Bonham testified before the U.S. Senate Commerce Committee that she had thought the blast and resulting flames would cause, “[T]he earth [to] open up at any moment and swallow me.” She was at home when the pipeline exploded. Her roof melted and her stepdaughter’s nearby home burned to the ground as her West Virginia neighborhood seemed to be absorbed by a wall of fire.
Amazingly, no one was killed or seriously injured in the natural gas pipeline explosion, although several people, including Bonham, were treated for smoke inhalation. A nearby highway was shut down for the rest of the day.
Regulators blame aging and poorly maintained pipeline systems for similar explosions that seem to happen with little to no warning. About half of the 2.5 million miles of natural gas pipelines that run throughout the United States were built before 1970.
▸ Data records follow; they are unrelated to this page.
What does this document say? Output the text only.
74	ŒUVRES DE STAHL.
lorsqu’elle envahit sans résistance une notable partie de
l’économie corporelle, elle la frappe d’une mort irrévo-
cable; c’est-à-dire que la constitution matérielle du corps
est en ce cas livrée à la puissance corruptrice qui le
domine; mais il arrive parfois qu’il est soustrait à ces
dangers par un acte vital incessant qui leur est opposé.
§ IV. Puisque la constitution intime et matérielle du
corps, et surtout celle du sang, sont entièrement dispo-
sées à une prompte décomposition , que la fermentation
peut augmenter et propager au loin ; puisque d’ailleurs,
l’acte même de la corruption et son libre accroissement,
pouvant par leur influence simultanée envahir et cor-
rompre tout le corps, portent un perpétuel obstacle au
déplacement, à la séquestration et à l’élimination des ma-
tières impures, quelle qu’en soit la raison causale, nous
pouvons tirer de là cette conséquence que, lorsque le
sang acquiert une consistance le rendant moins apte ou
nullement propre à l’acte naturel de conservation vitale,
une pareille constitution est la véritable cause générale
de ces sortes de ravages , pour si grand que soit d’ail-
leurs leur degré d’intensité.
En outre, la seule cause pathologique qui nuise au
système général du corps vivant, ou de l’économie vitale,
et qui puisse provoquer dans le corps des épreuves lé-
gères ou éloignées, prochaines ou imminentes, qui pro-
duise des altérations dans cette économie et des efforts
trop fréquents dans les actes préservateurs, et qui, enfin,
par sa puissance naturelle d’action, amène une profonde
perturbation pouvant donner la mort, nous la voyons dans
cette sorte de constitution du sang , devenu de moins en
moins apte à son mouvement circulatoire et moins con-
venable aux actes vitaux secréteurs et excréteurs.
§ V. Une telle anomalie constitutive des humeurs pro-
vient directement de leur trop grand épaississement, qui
Others blame poor monitoring technology. A pipeline leak in Michigan that resulted in the largest onshore oilspill in U.S. history went undetected for 17 hours and three shift-changes. The company finally learned about the leak when an outsider called into report it. The West Virginia pipeline explosion resulted in the shutdown of two additional pipelines in the area because workers could not figure out where the source of the fire was coming from.